I made a mistake talking to my neighbor the other day
The power went out when a few of us were in the local tap house of a weekend afternoon. Power outages are not uncommon here. We live on a vulnerable leg of the power grid; we can get taken out by a wayward car finding one of the poles next to the single road in to our community.
Thankfully, the bartender was willing to serve us all another round despite the register not working.
It opened up the conversation between the half dozen of us, as a shared inconvenience will do. I discovered that the older couple at the bar lived on the corner just before my place. They have old chipped lawn statues of deer. The silhouette of a rack of antlers in my peripheral vision always causes me to cover the break when I drive by.
I jested with them that I resented their deer.
We rambled about what to do and got to know each other a bit. Then I made my mistake.

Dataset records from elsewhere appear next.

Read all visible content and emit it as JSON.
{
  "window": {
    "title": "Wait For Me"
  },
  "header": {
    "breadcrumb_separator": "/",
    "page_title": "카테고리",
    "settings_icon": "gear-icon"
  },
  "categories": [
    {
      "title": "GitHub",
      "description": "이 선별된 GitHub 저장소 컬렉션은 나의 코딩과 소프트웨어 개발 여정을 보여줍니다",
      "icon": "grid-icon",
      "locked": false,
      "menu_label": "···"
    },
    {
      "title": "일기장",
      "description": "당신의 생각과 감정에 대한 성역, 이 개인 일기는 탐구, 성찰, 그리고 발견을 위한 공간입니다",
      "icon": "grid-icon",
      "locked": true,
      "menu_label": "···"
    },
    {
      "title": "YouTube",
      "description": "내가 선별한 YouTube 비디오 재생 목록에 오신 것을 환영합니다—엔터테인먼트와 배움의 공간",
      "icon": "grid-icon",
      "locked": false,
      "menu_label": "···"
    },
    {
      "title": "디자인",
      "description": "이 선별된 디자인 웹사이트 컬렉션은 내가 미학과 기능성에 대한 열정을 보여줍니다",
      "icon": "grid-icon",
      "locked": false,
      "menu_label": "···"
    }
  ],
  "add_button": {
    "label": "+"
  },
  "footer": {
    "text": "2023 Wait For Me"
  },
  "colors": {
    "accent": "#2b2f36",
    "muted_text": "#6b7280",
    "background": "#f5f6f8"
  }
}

My neighbor said "it would be a bad day to have one of those EVs."
I should have grunted and said nothing, but I started in with the most damning phrase.
If you say this phrase to someone, the smart ones will disengage from you and walk as far away as they can. The dumb will put on their verbal boxing gloves and get ready to spar: "Well, actually."
"WELL ACTUALLY I wish I had an electric car today. I could run my house off of it."
Thankfully my neighbor disengaged. I hope we can still be friends in the future.
I believe that I did better when I was talking with a friend visiting from Portland who suggested returning land to native people who felt connection to it.
I just responded that I think a white family that had been working a bit of earth for three or four generations feel a connection as well. After a beat we changed the topic.
It would be best for general social agreement to just stay silent in all these situations. Finding myself between value systems and communities, disagreeing with both my conservative neighbors and my progressive friends, well-actuallies come to my mind like I am a precocious fourth-grader on a field trip.
So being in disagreement is my challenge. When should I grunt back a non-response that keeps conversation easy? When should I speak my mind?
I have a lot to learn, and when I watch people who are invested in community, I gather that it can be done.